Он пулей ворвался в «диогенову бочку», затанцевал, заплясал в тепле, тряся красными, будто кипятком ошпаренными руками — оттаивая, они ныли, будто попали в давильню, было до слез больно. Мутные капелюшки ползли у него по щекам, скатывались за воротник. Сам виноват — голыми руками бруснику в лунки насыпал, это в варежках надо делать, в варежках. Но варежек нет, а в рукавицах с таким тонким делом не совладать. «Чик-чик-чик-чик», — пыхтел, танцевал он от боли.
В «диогеновой бочке» народу поприбавилось. Пришел Пащенко. Пришла диспетчерша Аня. Тезка великого писателя, Лев Николаевич Ростовцев, гибкий, с белесыми, будто вымерзшими волосами, сидел на койке рядом с Любкой Витюковой, думая о чем-то своем, забота ясно проступала у него на лице.
У Генки, когда он увидел сидящими рядом Любку и Ростовцева, — вот, черт возьми! — сладко заныло, занервничало что-то в подгрудье, и даже ломота в оттаивающих руках пропала, он зажмурился, словно не верил виденному, вспомнил свой разговор с Любкой, ее тихий, будто в чем виноватый и теперь извиняющийся голос, слезы потекли у него из-под стиснутых век сильнее, словно нашли там лазейку, ему стало горько, обидно, не по себе, он почувствовал себя обманутым.
— Ну что, товарищ Чик-чик? — вдруг раздался Любкин голос, заботливый, теплый и знакомо тихий.
— Не приставай к человеку. Видишь, с мороза отходит, соленую юшку хлебает, — очнулся Ростовцев от своих дум. Усмехнулся. — Где ж твои куропатки? Я тут выглядывал на минуту, видел, как ты за балками козлом скакал, плотность снега измерял.
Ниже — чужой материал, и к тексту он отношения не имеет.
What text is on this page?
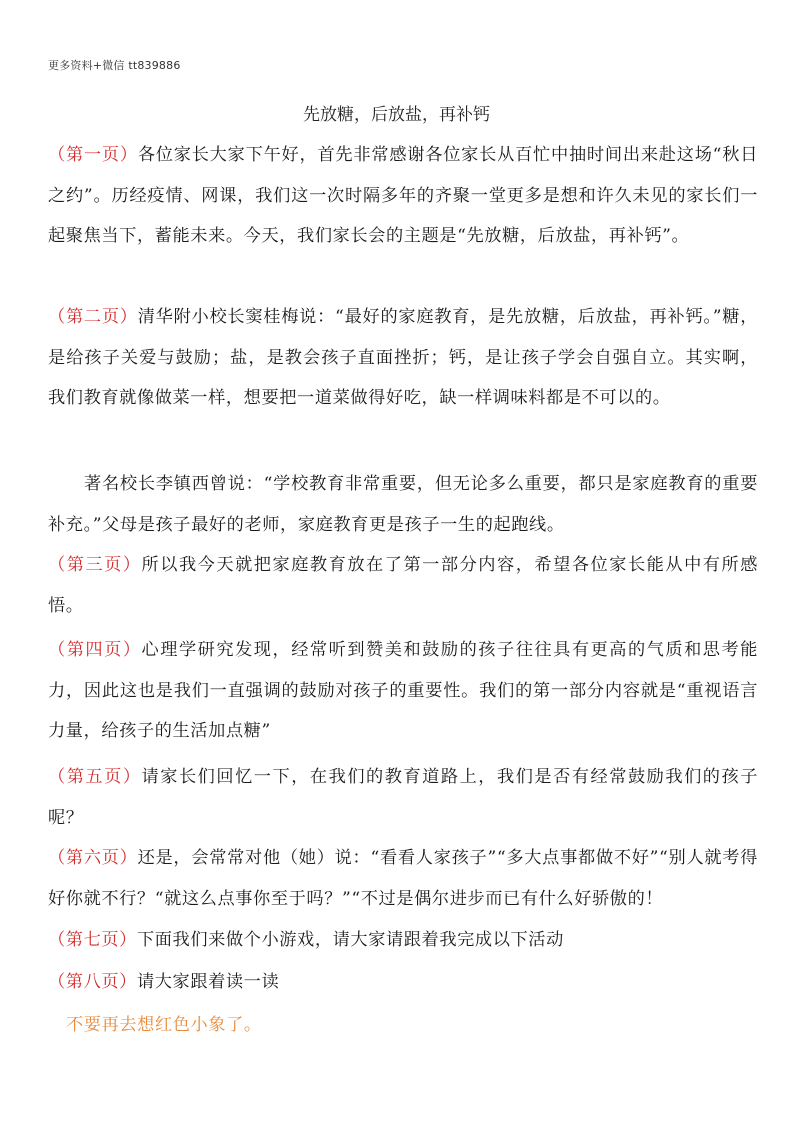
更多资料+微信 tt839886
先放糖，后放盐，再补钙
（第一页）各位家长大家下午好，首先非常感谢各位家长从百忙中抽时间出来赴这场“秋日之约”。历经疫情、网课，我们这一次时隔多年的齐聚一堂更多是想和许久未见的家长们一起聚焦当下，蓄能未来。今天，我们家长会的主题是“先放糖，后放盐，再补钙”。
（第二页）清华附小校长窦桂梅说：“最好的家庭教育，是先放糖，后放盐，再补钙。”糖，是给孩子关爱与鼓励；盐，是教会孩子直面挫折；钙，是让孩子学会自强自立。其实啊，我们教育就像做菜一样，想要把一道菜做得好吃，缺一样调味料都是不可以的。
著名校长李镇西曾说：“学校教育非常重要，但无论多么重要，都只是家庭教育的重要补充。”父母是孩子最好的老师，家庭教育更是孩子一生的起跑线。
（第三页）所以我今天就把家庭教育放在了第一部分内容，希望各位家长能从中有所感悟。
（第四页）心理学研究发现，经常听到赞美和鼓励的孩子往往具有更高的气质和思考能力，因此这也是我们一直强调的鼓励对孩子的重要性。我们的第一部分内容就是“重视语言力量，给孩子的生活加点糖”
（第五页）请家长们回忆一下，在我们的教育道路上，我们是否有经常鼓励我们的孩子呢？
（第六页）还是，会常常对他（她）说：“看看人家孩子”“多大点事都做不好”“别人就考得好你就不行？“就这么点事你至于吗？”“不过是偶尔进步而已有什么好骄傲的！
（第七页）下面我们来做个小游戏，请大家请跟着我完成以下活动
（第八页）请大家跟着读一读
不要再去想红色小象了。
На прочность его пробовал, что ли?
— При чем тут прочность? — нахмурилась Любка, защищая Генку. — Он дело делал.
— Какое же? Искал стратегические запасы в здешних болотах? Пятой точкой землю, как рентгеном просвечивал? Или куропаткам концерт давал, веселил их? Пляскам их обучивал? Кадрили с камаринской…
— Ох, и злой же ты бываешь, Лев Николаич, — сказала Любка.
— Не всегда. Но иногда приходится.
— Эгей, морская гвардия, слух прошел, что ты куропатками обещал народ угостить. Где ж куропатки-то, — это подал голос Лукинов. Но Генка его не видел, он стоял в проеме «диогеновой бочки» и жмурился от обиды, лавиной опрокинувшейся на него, от несправедливости, от злых слов Ростовцева, от того, что тот сидел рядом с Любкой Витюковой.
— Будет обед с куропатками, — тихо произнесла Любка, — могу даже об заклад побиться. Товарищ Чик-чик, он у нас такой, он у нас словами не бросается.
— Проиграть не боишься? — спросил Ростовцев.
— Не-а, — ответила Любка.
— Будут куропатки, — глухо сказал Генка. Ростовцев насмешливо фыркнул, обтер ладонью лицо, будто снимал с него угловатость линий, излишнюю твердость.
На поляну надо было наведаться через час, не раньше, Генка повернулся и вышел из «диогеновой бочки», поплелся в офицерский балок. Там, не раздеваясь, завалился на койку и совершенно неожиданно для себя уснул. Сон был коротким, тяжелым, это был сон из прошлого, Генка даже сквозь забытье слышал собственные стоны, плач, с трудным хрипом вырывающийся из горла. Он никогда не плакал в жизни, наяву никогда не видел своих слез, считал их признаком слабости, даже какой-то хвори, человеческой муки, но во сне плакал часто, просыпался утром с мокрым лицом — это Генка видел сны из своего детства. И сны эти были горькими, как вообще бывают горькими сны безотцовщины.
Но потом толчок извне заставил его мгновенно пробудиться, прийти в себя. Он сел на койке, пошевелил пальцами в кисах, ощущая успокаивающую мягкость меха. Из хорошего меха сшиты унтята, надетые под кисы. Унтята, меховые носки, он обязательно надевал в морозы, а поверх — мягкие кисы, тогда трескотуну сложно пробрать работника… Черт возьми, какая чепуха, мелочь лезет в голову. Неужто других дел нет? Ткнул пальцем в клавиатуру «хрюндика», стоявшего на тумбочке, услышал мелодию, которая сразу напомнила ему о судне, — родном, старом и милом корыте, о корешах, вместе с ним бороздивших океаны, о жизни в кубрике…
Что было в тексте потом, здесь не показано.